Use vi.fn() spies + structural BusLike from the existing copilot test pattern.


Module layout

services/copilot/
├── package.json                          # already depends on @uci-demo/solver (PR #34)
├── src/
│   ├── blueprintHolder.ts                # NEW
│   ├── solverAgent.ts                    # NEW
│   ├── service.ts                        # MODIFIED — three-way selection
│   └── ...existing
├── test/
│   ├── blueprintHolder.test.ts           # NEW
│   ├── solverAgent.test.ts               # NEW
│   └── ...existing

Acceptance criteria

  1. pnpm -r typecheck + pnpm -r test clean.
  2. Default pnpm run up (no USE_SOLVER) — agent selection unchanged. LLM or scripted as before.
  3. USE_SOLVER=1 pnpm run up:solver — copilot logs agent ▸ SolverAgent (USE_SOLVER=1; cold-start) at boot. SolverPill in COP shows iteration count climbing. Copilot's first proposal carries "solver-blueprint cold..." rationale; subsequent proposals (after the first blueprint arrives) carry "solver-blueprint @ N iter...".
  4. Validator audit stays 100% valid. The new agent emits the same UCI MTs as the existing agents (EffectPlanCommandMT etc.); no schema-bound channels touched.
  5. Pre-existing services/copilot/test/{beliefMirror,scoreMirror,doctrinePublisher}.test.ts + the new tests all pass.

Open questions

  1. Argmax vs sample at decision time. Memo specifies argmax (textbook "exploit" pick). Sampling from the policy distribution gives a stochastic agent that probes harder during human-SME play — interesting variant but adds variance to a single-game evaluation. Stick with argmax for now; sweep later.
  2. Blueprint provenance check. When a blueprint arrives, we verify the trainedVariant is "os" (or "es" — either should work for online consumption). What if a future Red-side blueprint shows up on the same topic? Current scope only consumes Blue's regret table. Document inline; PR #37 (red-agent) will likely separate per-side blueprint topics.
  3. Microtask deserialize on a 5 MB payload. Even one microtask is sync work that blocks the loop for ~50 ms.
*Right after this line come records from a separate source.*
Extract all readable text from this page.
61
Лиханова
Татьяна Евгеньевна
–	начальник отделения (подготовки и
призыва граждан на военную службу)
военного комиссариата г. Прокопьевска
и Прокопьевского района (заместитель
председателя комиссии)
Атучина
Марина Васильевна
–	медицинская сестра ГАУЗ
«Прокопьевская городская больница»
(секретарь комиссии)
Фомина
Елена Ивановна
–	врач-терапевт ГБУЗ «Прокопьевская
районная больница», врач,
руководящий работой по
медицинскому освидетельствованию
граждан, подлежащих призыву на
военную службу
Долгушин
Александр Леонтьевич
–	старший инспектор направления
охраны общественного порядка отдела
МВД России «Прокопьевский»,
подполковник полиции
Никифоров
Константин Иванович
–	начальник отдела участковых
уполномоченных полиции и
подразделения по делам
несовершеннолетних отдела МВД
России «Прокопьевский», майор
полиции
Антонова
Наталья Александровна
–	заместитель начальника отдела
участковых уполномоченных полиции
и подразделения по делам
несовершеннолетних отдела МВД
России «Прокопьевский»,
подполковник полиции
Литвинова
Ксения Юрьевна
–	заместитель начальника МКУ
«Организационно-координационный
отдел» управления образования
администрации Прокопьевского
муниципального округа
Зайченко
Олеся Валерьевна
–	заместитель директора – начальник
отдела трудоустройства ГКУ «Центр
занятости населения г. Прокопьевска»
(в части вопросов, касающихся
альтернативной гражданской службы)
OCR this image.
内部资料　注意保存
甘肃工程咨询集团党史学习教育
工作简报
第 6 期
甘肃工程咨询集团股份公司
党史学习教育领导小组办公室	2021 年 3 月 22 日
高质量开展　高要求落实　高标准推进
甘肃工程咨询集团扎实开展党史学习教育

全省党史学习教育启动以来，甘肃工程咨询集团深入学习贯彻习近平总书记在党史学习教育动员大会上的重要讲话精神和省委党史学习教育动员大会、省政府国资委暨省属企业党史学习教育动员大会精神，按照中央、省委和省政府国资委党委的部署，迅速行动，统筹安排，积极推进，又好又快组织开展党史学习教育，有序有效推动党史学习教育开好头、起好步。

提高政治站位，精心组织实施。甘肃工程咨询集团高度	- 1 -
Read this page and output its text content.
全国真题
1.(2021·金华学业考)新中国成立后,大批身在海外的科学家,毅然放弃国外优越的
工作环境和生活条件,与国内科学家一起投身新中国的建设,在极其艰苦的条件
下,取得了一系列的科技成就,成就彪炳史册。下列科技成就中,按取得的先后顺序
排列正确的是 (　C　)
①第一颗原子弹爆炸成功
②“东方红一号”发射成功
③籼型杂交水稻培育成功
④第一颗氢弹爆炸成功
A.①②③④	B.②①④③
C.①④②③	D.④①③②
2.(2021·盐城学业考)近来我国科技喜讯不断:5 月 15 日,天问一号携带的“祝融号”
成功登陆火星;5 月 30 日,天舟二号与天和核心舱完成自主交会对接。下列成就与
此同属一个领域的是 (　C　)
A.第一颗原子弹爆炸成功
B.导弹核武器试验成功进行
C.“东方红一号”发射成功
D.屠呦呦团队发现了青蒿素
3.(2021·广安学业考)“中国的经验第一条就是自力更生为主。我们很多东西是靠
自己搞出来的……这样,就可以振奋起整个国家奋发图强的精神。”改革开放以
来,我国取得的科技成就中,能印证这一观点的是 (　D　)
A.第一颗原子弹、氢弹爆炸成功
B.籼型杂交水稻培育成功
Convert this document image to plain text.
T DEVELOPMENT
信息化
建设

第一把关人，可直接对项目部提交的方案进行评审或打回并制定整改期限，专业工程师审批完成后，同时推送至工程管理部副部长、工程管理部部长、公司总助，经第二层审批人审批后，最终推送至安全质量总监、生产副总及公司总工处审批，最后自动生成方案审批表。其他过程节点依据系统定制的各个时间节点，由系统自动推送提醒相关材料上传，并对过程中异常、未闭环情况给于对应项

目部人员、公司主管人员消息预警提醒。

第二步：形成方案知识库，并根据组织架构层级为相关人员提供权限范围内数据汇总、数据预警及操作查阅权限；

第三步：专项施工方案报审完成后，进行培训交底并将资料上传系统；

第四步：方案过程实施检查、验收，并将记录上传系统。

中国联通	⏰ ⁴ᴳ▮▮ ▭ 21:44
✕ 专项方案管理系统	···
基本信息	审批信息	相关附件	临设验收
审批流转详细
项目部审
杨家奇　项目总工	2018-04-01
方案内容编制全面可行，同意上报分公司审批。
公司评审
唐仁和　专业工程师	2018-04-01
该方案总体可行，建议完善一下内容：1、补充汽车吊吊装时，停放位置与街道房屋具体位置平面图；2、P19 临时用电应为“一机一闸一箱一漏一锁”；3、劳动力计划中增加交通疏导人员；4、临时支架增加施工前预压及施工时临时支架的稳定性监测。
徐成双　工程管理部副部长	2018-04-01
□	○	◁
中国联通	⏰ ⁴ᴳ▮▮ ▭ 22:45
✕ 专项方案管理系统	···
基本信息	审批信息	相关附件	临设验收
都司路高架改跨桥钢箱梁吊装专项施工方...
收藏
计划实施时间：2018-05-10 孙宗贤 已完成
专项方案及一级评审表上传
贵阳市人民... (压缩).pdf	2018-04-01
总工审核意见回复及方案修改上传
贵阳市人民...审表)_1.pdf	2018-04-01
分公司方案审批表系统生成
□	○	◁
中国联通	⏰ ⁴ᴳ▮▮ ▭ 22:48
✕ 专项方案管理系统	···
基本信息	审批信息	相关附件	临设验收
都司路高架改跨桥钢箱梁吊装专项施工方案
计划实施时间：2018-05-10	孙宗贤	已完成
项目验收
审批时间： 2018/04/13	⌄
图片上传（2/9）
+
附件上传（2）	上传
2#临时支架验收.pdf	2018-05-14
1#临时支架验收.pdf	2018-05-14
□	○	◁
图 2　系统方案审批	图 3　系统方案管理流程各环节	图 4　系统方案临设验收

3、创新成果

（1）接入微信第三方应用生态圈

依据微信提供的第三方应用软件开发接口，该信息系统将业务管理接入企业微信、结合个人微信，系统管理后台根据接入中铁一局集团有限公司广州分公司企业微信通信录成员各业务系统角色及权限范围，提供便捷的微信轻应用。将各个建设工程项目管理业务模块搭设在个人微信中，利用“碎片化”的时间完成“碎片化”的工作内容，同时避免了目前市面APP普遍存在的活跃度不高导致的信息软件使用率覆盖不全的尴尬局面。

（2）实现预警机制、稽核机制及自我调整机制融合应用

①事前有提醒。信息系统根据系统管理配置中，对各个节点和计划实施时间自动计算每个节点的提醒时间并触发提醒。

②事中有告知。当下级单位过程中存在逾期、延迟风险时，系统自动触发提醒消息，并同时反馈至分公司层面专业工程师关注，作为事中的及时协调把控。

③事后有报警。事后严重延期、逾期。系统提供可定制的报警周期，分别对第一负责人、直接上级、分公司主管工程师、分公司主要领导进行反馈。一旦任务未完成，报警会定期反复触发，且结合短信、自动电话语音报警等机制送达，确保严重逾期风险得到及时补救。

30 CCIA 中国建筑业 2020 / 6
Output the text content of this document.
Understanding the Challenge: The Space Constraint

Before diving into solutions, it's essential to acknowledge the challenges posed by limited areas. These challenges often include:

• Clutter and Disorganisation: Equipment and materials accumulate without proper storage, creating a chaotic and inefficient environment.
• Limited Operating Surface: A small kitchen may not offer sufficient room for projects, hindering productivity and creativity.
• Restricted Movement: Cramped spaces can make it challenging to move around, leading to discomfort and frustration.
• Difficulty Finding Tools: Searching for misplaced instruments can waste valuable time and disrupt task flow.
If that's too long, switch to setImmediate (next tick boundary). Bench in the smoke; tune if needed.

None block writing the rest of the workstream.


What this memo deliberately does not specify

  • Red-side SolverAgent — PR #37 (red-agent service).
  • Blueprint serving over a separate RPC channel — out of scope; we use the retained MQTT topic as the single source of truth.
  • Multi-blueprint A/B comparison — the holder holds one current blueprint; if the daemon switches scenarios mid-stream, the holder swaps. Eval-harness will run scenario × agent matrices offline (weeks 7-9).
  • Solver-vs-LLM ensemble — combining the solver's policy with an LLM-generated rationale is interesting but adds complexity. The cold-start path already gracefully degrades; ensemble is a Phase II ergonomic improvement.